You might say something like, “I understand you’re upset, but I’d appreciate it if we could talk without raising our voices.” Or, if you need to, you can end the conversation and revisit it later: “I don’t think we’re going to resolve this right now. Let’s continue this discussion when we’re both calmer.”
Setting boundaries not only protects your emotional well-being but also teaches others how to treat you.
Talk to Someone You Trust
Sharing your experience with a trusted friend, family member, or therapist can help you process what happened. Sometimes, just talking about it out loud gives you perspective and validation.
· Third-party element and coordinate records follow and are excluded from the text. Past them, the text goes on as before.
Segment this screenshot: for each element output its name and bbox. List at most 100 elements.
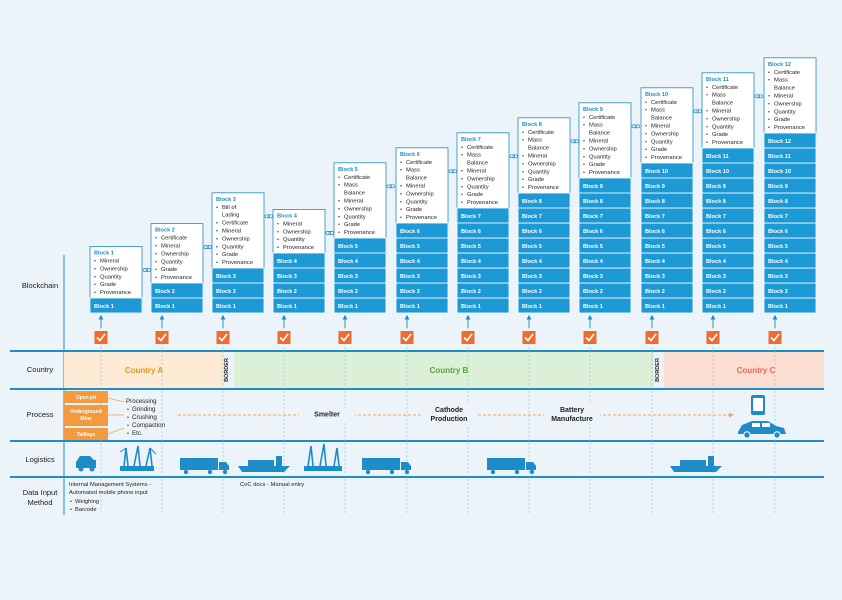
chain-block-label: Block 3: [583, 274, 603, 280]
data-input-title: CoC docs - Manual entry: [240, 482, 304, 488]
bullet-icon: •: [400, 160, 402, 166]
bullet-icon: •: [706, 132, 708, 138]
block-title: Block 6: [400, 152, 420, 158]
chain-block-label: Block 10: [706, 169, 729, 175]
chain-block-bar: [333, 237, 387, 254]
chain-link-icon: [203, 245, 212, 249]
process-steps: Smelter Cathode Production Battery Manufactu…: [299, 404, 600, 426]
dump-truck-icon: [76, 456, 96, 472]
checkmarks: [94, 315, 782, 344]
block-item: Provenance: [712, 140, 743, 146]
block-title: Block 1: [94, 251, 114, 257]
chain-block-label: Block 4: [522, 259, 543, 265]
chain-block-label: Block 7: [768, 214, 788, 220]
block-item: Mineral: [467, 169, 486, 175]
bullet-icon: •: [583, 154, 585, 160]
chain-block-label: Block 4: [400, 259, 421, 265]
chain-block-label: Block 5: [338, 244, 358, 250]
mine-type-label: Open pit: [76, 395, 97, 401]
check-icon: [277, 331, 291, 344]
mine-type-label: Tailings: [77, 432, 96, 438]
block-column-8: Block 1 Block 2 Block 3 Block 4 Block 5 Block…: [517, 117, 579, 314]
block-column-9: Block 1 Block 2 Block 3 Block 4 Block 5 Block…: [578, 102, 640, 314]
upload-arrowhead: [587, 315, 593, 320]
block-item: Quantity: [528, 169, 550, 175]
bullet-icon: •: [400, 199, 402, 205]
chain-block-label: Block 5: [768, 244, 788, 250]
block-item: Mass: [406, 168, 420, 174]
block-item: Grade: [712, 132, 728, 138]
chain-block-label: Block 2: [583, 289, 603, 295]
row-label-data-input-1: Data Input: [23, 488, 59, 497]
block-item: Certificate: [344, 175, 370, 181]
bullet-icon: •: [768, 117, 770, 123]
block-item: Ownership: [467, 176, 495, 182]
chain-block-bar: [272, 252, 326, 269]
bullet-icon: •: [216, 221, 218, 227]
block-item: Lading: [222, 213, 239, 219]
bullet-icon: •: [338, 183, 340, 189]
block-column-11: Block 1 Block 2 Block 3 Block 4 Block 5 Block…: [701, 72, 763, 314]
upload-arrowhead: [98, 315, 104, 320]
mine-type-box: [64, 428, 108, 440]
country-c-band: [664, 352, 824, 388]
chain-block-label: Block 6: [645, 229, 665, 235]
block-item: Mass: [589, 123, 603, 129]
bullet-icon: •: [216, 236, 218, 242]
chain-block-label: Block 11: [706, 154, 729, 160]
chain-block-label: Block 8: [768, 199, 788, 205]
chain-block-label: Block 1: [583, 304, 603, 310]
block-item: Mineral: [222, 229, 241, 235]
block-item: Balance: [774, 86, 795, 92]
chain-block-label: Block 1: [522, 304, 542, 310]
bullet-icon: •: [706, 116, 708, 122]
chain-block-label: Block 6: [583, 229, 603, 235]
bullet-icon: •: [94, 259, 96, 265]
upload-arrowhead: [220, 315, 226, 320]
block-item: Mineral: [774, 94, 793, 100]
data-input-item: Weighing: [75, 499, 99, 505]
bullet-icon: •: [155, 244, 157, 250]
chain-link-icon: [570, 139, 579, 144]
chain-block-label: Block 8: [706, 199, 726, 205]
bullet-icon: •: [583, 115, 585, 121]
block-title: Block 12: [768, 62, 791, 68]
block-column-7: Block 1 Block 2 Block 3 Block 4 Block 5 Block…: [456, 132, 518, 314]
country-a-band: [64, 352, 224, 388]
bullet-icon: •: [127, 423, 129, 429]
chain-block-label: Block 3: [216, 274, 236, 280]
chain-block-label: Block 4: [461, 259, 482, 265]
chain-block-label: Block 3: [522, 274, 542, 280]
block-item: Mass: [467, 153, 481, 159]
upload-arrowhead: [281, 315, 287, 320]
data-input-texts: Internal Management Systems - Automated m…: [69, 482, 304, 513]
block-item: Provenance: [283, 245, 314, 251]
chain-block-label: Block 9: [645, 184, 665, 190]
block-item: Grade: [406, 207, 422, 213]
upload-arrowhead: [710, 315, 716, 320]
bullet-icon: •: [127, 431, 129, 437]
ship-icon-1: [238, 456, 290, 472]
truck-icon-2: [362, 458, 411, 475]
processing-title: Processing: [126, 398, 157, 405]
country-b-band: [234, 352, 654, 388]
check-icon: [522, 331, 536, 344]
chain-block-label: Block 6: [400, 229, 420, 235]
chain-link-icon: [448, 169, 457, 174]
bullet-icon: •: [400, 207, 402, 213]
bullet-icon: •: [216, 260, 218, 266]
chain-block-label: Block 6: [768, 229, 788, 235]
chain-block-label: Block 11: [768, 154, 791, 160]
check-icon: [94, 331, 108, 344]
check-icon: [583, 331, 597, 344]
chain-block-label: Block 2: [768, 289, 788, 295]
block-item: Ownership: [589, 146, 617, 152]
chain-block-label: Block 5: [522, 244, 542, 250]
chain-block-label: Block 2: [645, 289, 665, 295]
process-flow-arrowhead: [729, 412, 734, 418]
upload-arrowhead: [342, 315, 348, 320]
data-input-item: Barcode: [75, 507, 97, 513]
block-item: Quantity: [712, 124, 734, 130]
chain-block-label: Block 5: [706, 244, 726, 250]
block-item: Quantity: [774, 109, 796, 115]
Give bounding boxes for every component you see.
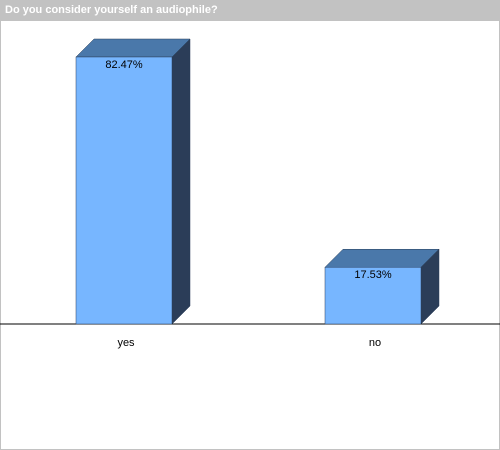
- bar: [324, 248, 440, 325]
- title-bar: [0, 0, 500, 20]
- value-label: 17.53%: [354, 269, 392, 281]
- bar: [75, 38, 191, 325]
- bar-side: [171, 38, 191, 325]
- bar-front: [324, 266, 422, 325]
- bar-top: [75, 38, 191, 58]
- x-tick-label: no: [369, 337, 381, 349]
- bar-front: [75, 56, 173, 325]
- x-tick-label: yes: [117, 337, 135, 349]
- chart-title: Do you consider yourself an audiophile?: [5, 4, 218, 16]
- value-label: 82.47%: [105, 59, 143, 71]
- chart-frame: [0, 20, 500, 450]
- bar-top: [324, 248, 440, 268]
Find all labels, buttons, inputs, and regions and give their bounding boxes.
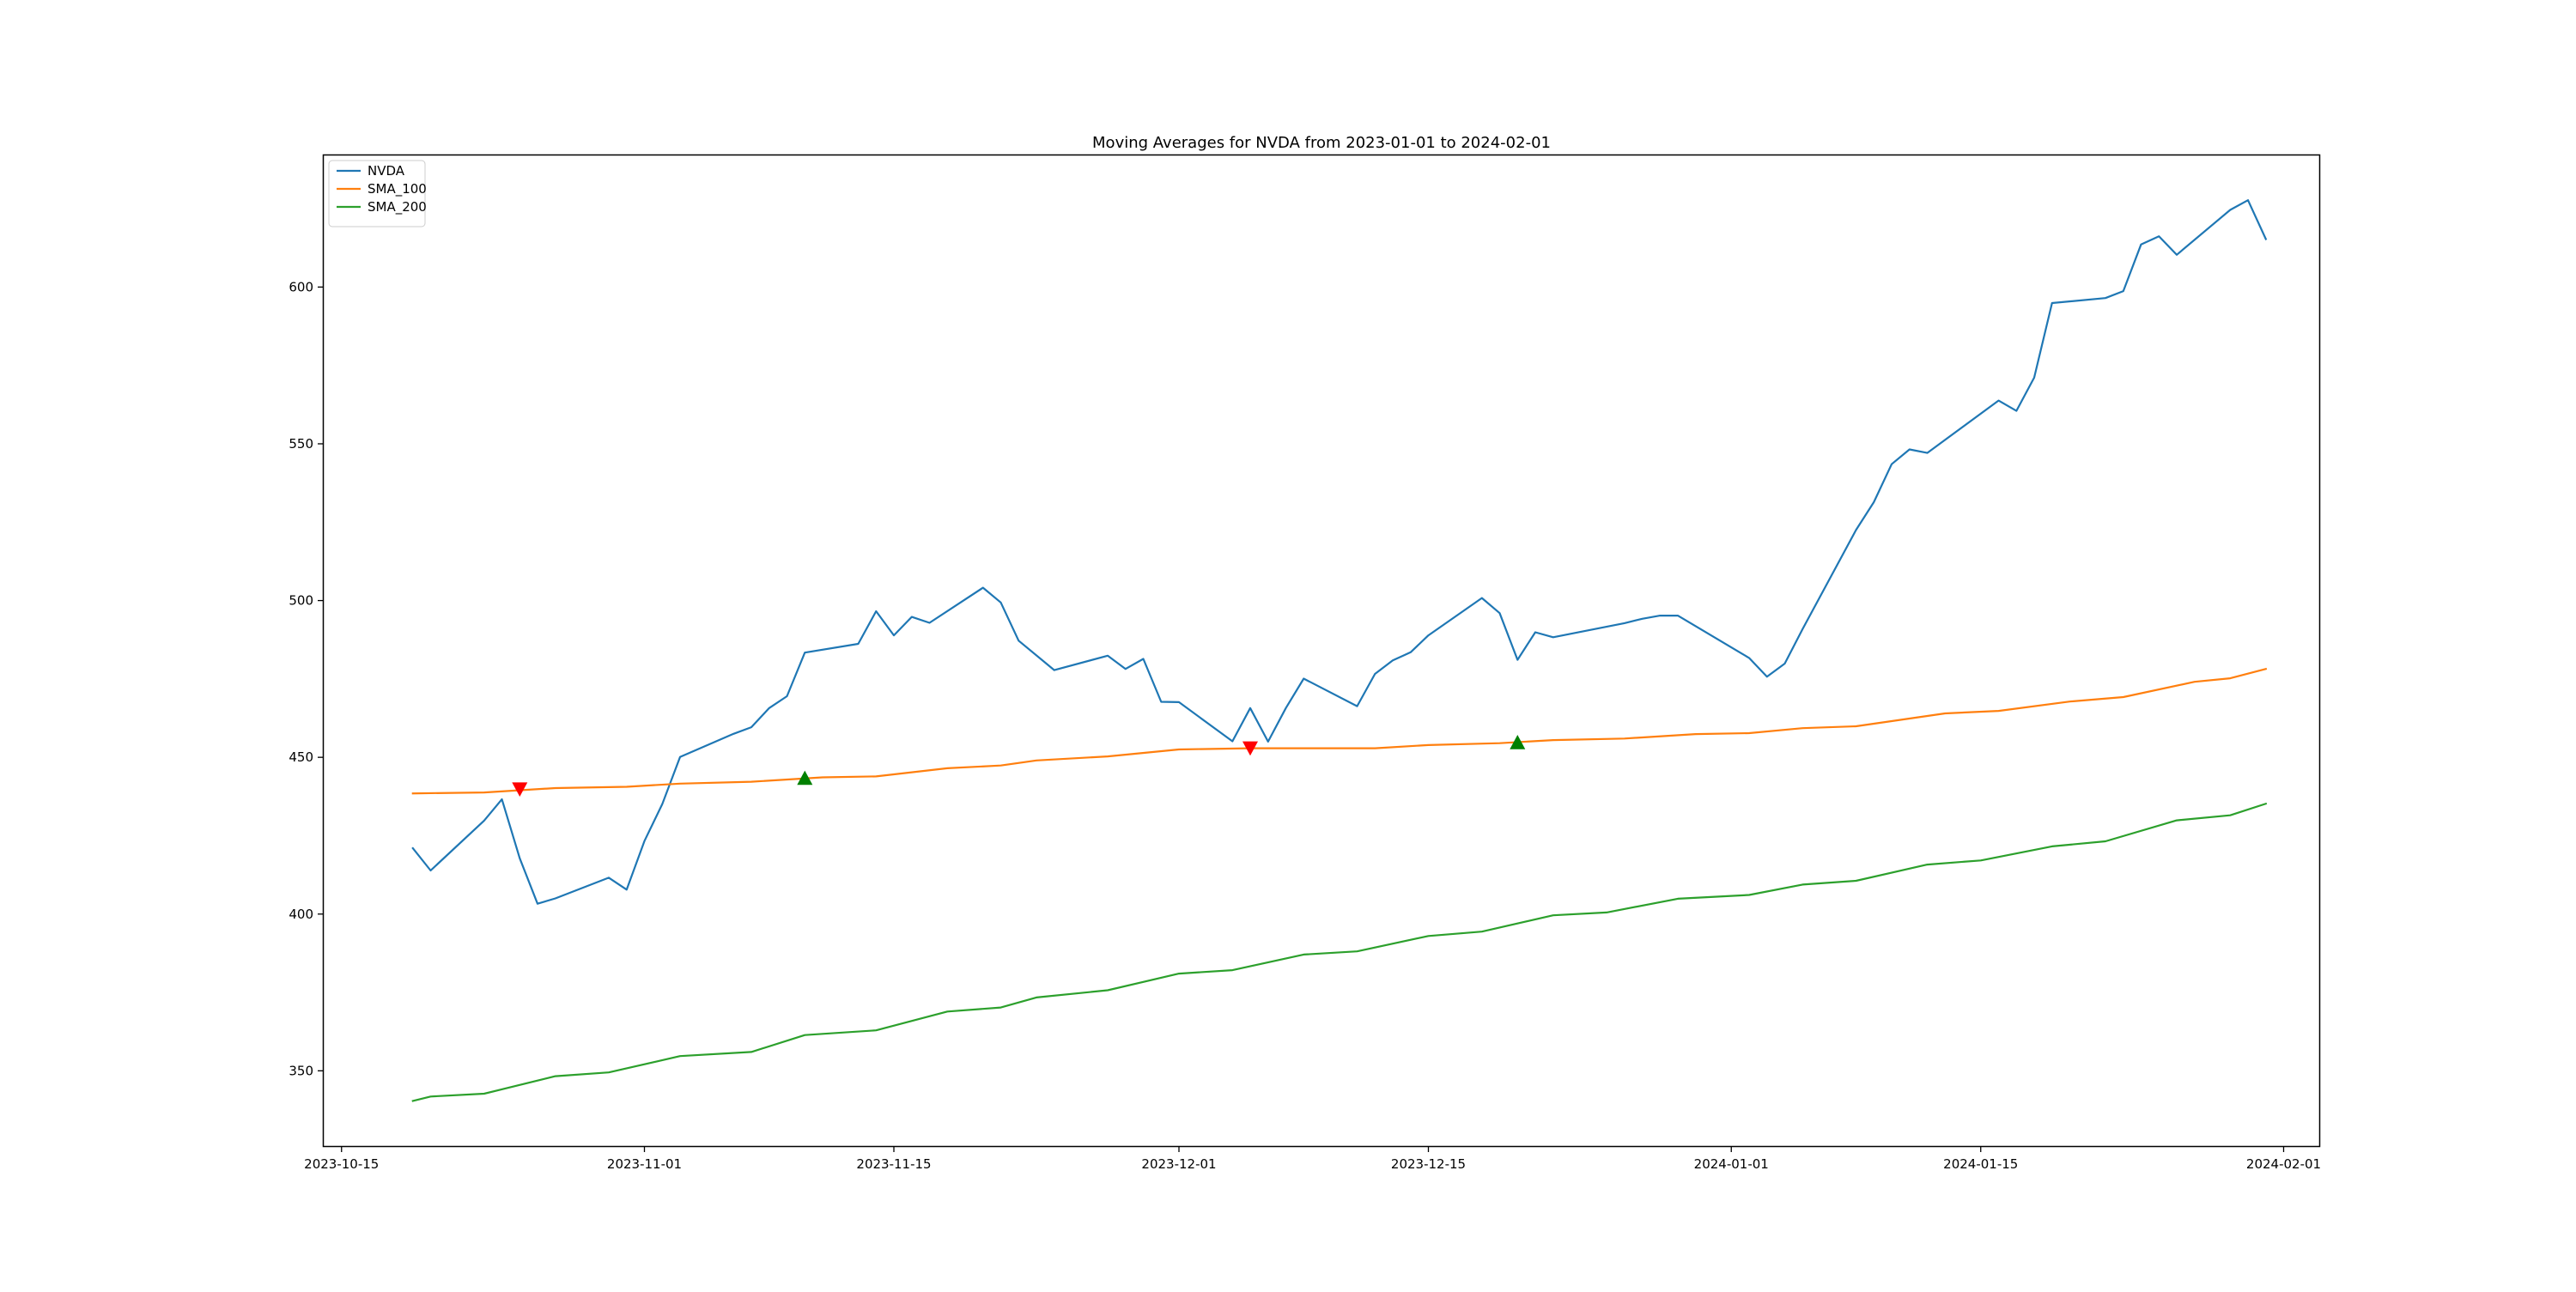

They might even offer helpful insights or suggestions on handling future interactions with the person who yelled at you.
In my life, I’ve often found that talking to someone else helps me see things I missed in the heat of the moment. It can also be incredibly comforting to know that someone has your back.
Take Care of Yourself
After a stressful interaction, don’t forget to practice self-care. Personally, I get a massage. It's a great way to get back into the body when you're in a flight-fight-freeze mode. Do something that brings you peace or joy—whether it’s taking a walk, journaling, meditating, or simply listening to your favorite music. Taking care of yourself reminds you that your well-being is a priority, even when others don’t treat you kindly.
Personally, after a tough phone call, I love to take a few minutes to step outside, breathe in some fresh air, and reset my mind.
Let It Go
This one can be hard, but once you’ve processed the event, set boundaries, and reflected on the situation, it’s important to let it go. Holding onto the anger or frustration only keeps you stuck in the moment. By letting it go, you reclaim your peace and power.
One of my favorite mantras is: “I release what I cannot control.” Repeat this to yourself whenever you feel the anger or stress creeping back in.
The bottom line is being yelled at, especially over the phone, can feel deeply unsettling. But by taking a moment to breathe, reflecting on the situation, and setting boundaries, you can regain control of your emotions and protect your mental well-being. Remember, you’re not responsible for how others behave—you’re responsible only for how you respond.
In the end, it’s about prioritizing your peace. And that’s something worth defending.